FCC Requests Comments on Three Appeals:
The FCC has requested comments on three applicant appeals (DA 13-1350, DA 13-1351, and DA 13-1352). Although all three appeals involve Rural Health program applicants, and therefore are not directly related to E-rate, the issues appear comparable. In particular:
- The Arkansas Department of Information appeal involves an adjustment to a service end date involving a contractual service date extension.
- The Ozark Guidance Center appeal involves a competitive bidding issue in which potential bidders, once told that Ozark had received a bid from its existing carrier, declined to submit competing bids.
- The Southcentral Foundation appeal involves “inaccurate filing guidance” provided by USAC.
All three Public Notices have a comment due date of June 27, 2013, and a reply comment due date of July 5, 2013.

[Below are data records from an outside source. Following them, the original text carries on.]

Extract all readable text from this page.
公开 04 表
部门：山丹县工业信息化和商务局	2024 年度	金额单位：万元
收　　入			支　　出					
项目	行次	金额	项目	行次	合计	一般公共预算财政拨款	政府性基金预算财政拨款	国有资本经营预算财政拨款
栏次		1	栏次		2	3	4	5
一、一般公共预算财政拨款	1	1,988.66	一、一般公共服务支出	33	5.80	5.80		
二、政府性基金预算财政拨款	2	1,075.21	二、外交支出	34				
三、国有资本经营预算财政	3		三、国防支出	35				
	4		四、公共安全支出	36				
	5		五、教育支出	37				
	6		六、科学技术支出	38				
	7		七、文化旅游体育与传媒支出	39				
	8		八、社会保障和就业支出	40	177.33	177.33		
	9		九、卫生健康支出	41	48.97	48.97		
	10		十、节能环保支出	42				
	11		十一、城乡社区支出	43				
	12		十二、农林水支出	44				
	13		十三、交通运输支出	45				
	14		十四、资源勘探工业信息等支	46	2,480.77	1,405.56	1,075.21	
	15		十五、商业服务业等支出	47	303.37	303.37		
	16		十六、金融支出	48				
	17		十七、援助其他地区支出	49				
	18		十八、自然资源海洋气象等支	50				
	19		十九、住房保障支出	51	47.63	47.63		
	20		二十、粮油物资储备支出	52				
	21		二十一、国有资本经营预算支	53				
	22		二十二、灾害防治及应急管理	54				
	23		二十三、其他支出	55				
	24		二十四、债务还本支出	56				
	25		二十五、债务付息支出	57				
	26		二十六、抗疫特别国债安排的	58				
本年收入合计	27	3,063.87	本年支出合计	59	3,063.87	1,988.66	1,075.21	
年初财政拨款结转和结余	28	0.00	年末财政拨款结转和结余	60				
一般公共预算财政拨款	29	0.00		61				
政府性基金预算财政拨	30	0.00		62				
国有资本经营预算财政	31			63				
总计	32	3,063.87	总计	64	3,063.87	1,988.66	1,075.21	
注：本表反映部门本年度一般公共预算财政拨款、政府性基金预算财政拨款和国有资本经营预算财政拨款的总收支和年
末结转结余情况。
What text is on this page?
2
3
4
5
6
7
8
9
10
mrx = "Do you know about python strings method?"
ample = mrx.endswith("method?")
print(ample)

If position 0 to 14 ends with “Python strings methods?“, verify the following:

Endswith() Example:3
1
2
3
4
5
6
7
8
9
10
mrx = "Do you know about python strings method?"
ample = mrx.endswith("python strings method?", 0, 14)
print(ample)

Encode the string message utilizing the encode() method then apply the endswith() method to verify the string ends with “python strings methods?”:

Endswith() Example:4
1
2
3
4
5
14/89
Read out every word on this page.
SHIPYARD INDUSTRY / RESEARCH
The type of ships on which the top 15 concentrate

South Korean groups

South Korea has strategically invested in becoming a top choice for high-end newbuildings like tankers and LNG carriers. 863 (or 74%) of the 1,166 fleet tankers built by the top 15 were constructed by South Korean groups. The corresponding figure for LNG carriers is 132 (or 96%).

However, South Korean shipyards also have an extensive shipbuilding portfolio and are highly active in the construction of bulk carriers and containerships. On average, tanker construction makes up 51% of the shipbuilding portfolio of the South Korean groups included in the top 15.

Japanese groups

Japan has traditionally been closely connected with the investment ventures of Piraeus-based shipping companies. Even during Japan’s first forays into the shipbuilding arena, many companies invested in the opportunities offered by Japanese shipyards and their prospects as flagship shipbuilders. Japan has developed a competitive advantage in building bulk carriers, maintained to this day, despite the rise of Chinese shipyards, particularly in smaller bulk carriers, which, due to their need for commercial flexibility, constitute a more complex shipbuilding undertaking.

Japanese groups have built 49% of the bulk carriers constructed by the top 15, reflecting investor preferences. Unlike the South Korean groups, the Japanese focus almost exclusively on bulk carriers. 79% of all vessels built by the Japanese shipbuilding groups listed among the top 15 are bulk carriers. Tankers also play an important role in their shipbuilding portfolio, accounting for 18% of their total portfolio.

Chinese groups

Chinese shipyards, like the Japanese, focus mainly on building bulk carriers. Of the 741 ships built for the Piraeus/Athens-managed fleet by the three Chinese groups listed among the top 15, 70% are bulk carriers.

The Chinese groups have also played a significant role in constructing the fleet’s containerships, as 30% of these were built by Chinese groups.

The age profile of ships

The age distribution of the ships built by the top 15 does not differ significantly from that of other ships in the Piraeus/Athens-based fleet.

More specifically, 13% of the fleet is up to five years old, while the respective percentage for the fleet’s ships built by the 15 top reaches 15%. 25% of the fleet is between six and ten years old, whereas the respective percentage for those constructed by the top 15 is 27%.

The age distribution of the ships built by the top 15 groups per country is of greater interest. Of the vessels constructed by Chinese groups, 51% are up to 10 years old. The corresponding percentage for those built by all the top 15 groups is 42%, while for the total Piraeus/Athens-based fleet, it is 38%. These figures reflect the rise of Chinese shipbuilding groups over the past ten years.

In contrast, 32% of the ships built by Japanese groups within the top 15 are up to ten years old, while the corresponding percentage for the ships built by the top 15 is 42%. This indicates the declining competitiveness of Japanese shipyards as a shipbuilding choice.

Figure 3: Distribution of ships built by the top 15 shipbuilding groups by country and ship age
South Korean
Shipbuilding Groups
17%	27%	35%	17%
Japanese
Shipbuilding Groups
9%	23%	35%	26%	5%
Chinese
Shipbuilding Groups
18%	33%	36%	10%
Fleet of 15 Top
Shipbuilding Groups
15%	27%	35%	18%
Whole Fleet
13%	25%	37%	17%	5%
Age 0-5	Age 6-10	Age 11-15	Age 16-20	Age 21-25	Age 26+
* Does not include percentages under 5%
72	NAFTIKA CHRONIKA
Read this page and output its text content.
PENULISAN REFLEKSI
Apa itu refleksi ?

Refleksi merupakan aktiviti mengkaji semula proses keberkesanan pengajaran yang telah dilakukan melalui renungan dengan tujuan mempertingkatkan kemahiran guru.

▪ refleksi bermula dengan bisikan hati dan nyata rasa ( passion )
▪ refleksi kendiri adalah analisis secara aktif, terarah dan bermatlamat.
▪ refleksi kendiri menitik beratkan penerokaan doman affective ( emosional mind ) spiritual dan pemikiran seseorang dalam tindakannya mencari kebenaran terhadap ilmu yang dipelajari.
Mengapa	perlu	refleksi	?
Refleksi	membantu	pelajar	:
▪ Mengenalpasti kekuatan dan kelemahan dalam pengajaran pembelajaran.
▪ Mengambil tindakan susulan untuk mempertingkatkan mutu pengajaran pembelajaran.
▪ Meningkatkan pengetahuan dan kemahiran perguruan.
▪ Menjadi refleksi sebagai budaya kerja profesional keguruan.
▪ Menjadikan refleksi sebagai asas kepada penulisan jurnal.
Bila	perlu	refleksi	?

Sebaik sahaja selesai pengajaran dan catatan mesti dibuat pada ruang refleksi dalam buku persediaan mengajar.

Schools and Libraries News Brief Dated June 14 – CIPA Reminders
The SLD News Brief for June 14, 2013, reviews the basic requirements for compliance with the Children’s Internet Protection Act (“CIPA”). Applicants applying for services other than telecommunications (i.e., Internet Access and/or Internal Connections) must certify CIPA compliance on their Form 486s and should be prepared to provide the following documentation:
- Existence of an Internet safety policy including, as of FY 2012, provisions for education of minors about appropriate online behavior.
- Evidence of a public notice and a public hearing or meeting preceding the adoption of the Internet safety policy.
- Evidence (e.g., logs) that a technology protection measure (filter) was in place and working.